I like using felted wool in my projects, and just wash
and dry the wool to felt it. A 36 inch long piece of
wool can shrink, about 4 inches when washed and dried,
the one time I measured.
Knowing what chemicals are in your quilt cloth may be the next step to opening your windows when ironing fabric. Quilt cloth is one big chemical bath from beginning to end. Quilters need to know more about the materials they use. Resins are impregnated, put on the surface of cloth and these resins don't come off no matter how much washing you do, it's there for the life of the cloth. It can be smelled when placing a hot iron on your cloth.
Sandy in Canada
Check out the website www.quiltaholics.com. It will make you laugh and relieve your guilt, if you have any.
If you're getting headaches when you iron, pre-wash the fabric and open the windows.

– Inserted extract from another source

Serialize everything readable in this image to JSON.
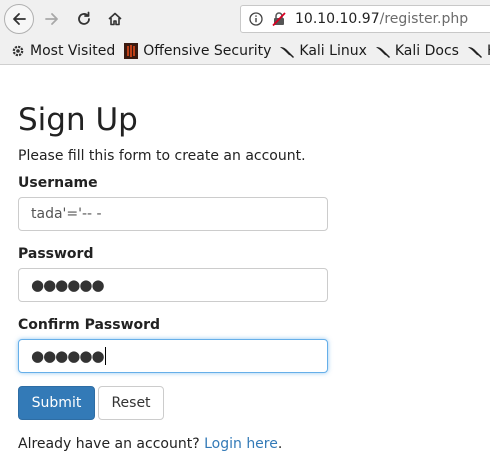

I set a small fan next to my ironing board which blows the chemical odors away from my face. Really makes a difference.
When machine piecing, don't you hate it when the top piece stretches? Whenever possible, put the piece with the lengthwise grain on top. The lengthwise grain has no stretch because the threads lie flat. The crosswise grain stretches because the threads are woven over and under. Just give the fabric a little tug to see if it stays tight. That's the side to put on top when you sew the pieces together.
When you're making a block that has many points coming together in a lump, it's better to press the seams open. I've found that the best way to do this is to use a moistened Q-tip to dab a little water on the wad of seams, then press with a hot, dry iron. They flatten right out.
if you do not use the right equipment to cut or sew the material it will end up being uneven and won't work out right
To take the bumps out of self healing mats: I placed my mat in the summer sun outdoors for a couple of days. Now it lays flat.
I have thousands of cards of silk ribbon--but, there were too many larger sizes. My solution was to weave these into fabric swatches and iron onto fusible web. These give me more flexibility, variations and dimension in my crazy quilts. Weaving ribbon can be an art unto itself. Enjoy
I love hand quilting and applique and have discovered that you can keep a dryer sheet handy to smooth and condition your thread by simply sliding it across your length of thread to minimize knots and tangling.
When I'm ready to put down my hand quilting for the day, I always thread my needle and put it in the quilt , ready to go on quilting in the a.m. when I have a few minutes,while I have my coffee. I have found that I never lose my needle, and sometimes having that needle threaded and ready for action is an incentive for even just a little bit of quilting to start the day. Surprising how many blocks , etc. you can get quilted in just a half hour or so.
My husband likes to golf so I asked him to save his old [leather] golf gloves. I wash them in the washing machine, line dry and cut the fingers off.
Makes dandy thinmbles.
I attached one of those round lighted magnifier lights next to my sewing machine. Not only does it give more light, but older eyes can see everything great and threading the needle is a breeze now. I couldn't do without it.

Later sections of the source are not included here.